La rue Laffitte, parquetée depuis un an,—sera cirée et frottée.
Les Anglais imagineront de vendre des coups de bâton.—S’apercevant au bout de quelque temps que cet article d’exportation est en souffrance, ils feront la guerre à une petite puissance du Nord.—L’Europe entière regardera sans rien dire.—La petite puissance, après avoir perdu quelques milliers d’hommes,—viendra à composition et fera un traité par lequel elle s’engagera à acheter tous les ans pour sept ou huit millions de coups de bâton.
M. de Balzac continuera à pousser les fleurs dans la voie de la révolte ouverte contre la nature.—Il naîtra dans un de ses livres—une violette de haute futaie.
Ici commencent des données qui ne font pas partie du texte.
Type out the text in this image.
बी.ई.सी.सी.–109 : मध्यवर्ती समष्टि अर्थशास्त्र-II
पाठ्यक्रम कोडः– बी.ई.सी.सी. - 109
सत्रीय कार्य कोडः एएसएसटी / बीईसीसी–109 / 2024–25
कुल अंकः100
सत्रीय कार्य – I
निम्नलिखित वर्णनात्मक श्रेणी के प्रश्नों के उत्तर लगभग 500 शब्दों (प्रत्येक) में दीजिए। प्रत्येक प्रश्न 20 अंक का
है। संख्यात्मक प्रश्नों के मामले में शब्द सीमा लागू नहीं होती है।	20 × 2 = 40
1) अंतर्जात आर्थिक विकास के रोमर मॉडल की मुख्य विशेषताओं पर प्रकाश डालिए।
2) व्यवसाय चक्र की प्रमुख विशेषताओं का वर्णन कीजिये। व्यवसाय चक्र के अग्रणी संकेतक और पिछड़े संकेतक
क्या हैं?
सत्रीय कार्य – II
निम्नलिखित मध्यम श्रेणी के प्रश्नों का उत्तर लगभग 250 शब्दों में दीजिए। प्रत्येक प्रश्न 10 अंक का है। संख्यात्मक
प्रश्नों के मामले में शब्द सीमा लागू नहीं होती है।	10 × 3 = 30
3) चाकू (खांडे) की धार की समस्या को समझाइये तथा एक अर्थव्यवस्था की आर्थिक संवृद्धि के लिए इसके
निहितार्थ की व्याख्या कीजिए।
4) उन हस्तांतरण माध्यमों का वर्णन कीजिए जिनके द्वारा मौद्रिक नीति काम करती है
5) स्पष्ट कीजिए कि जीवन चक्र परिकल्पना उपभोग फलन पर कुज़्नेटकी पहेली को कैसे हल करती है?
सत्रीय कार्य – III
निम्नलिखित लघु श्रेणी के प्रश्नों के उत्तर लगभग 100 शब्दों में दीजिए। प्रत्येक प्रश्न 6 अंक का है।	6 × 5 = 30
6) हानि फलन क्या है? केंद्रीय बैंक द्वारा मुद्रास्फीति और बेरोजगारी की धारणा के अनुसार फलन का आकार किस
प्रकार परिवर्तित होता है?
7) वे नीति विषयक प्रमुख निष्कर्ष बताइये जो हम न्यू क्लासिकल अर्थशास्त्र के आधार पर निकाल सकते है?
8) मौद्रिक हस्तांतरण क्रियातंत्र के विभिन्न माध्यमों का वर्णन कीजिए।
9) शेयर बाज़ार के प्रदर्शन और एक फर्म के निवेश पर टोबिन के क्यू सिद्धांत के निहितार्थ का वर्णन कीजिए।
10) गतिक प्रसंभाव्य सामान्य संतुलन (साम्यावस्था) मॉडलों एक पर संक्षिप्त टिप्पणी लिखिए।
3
Une foule de nouveaux auteurs paraîtront à l’horizon littéraire. Autrefois les gens qui avaient échoué dans leurs projets,—qui pleuraient les objets d’une grande affection,—qui avaient quelque faute à expier, entraient en religion;—ces gens-là, aujourd’hui, entrent en feuilleton.—A cette époque de la floraison des fèves, des beautés fanées, des administrateurs destitués, des femmes du monde qui auront trop voyagé avec des pianistes, encombreront de leur prose et de leurs vers les revues de journaux.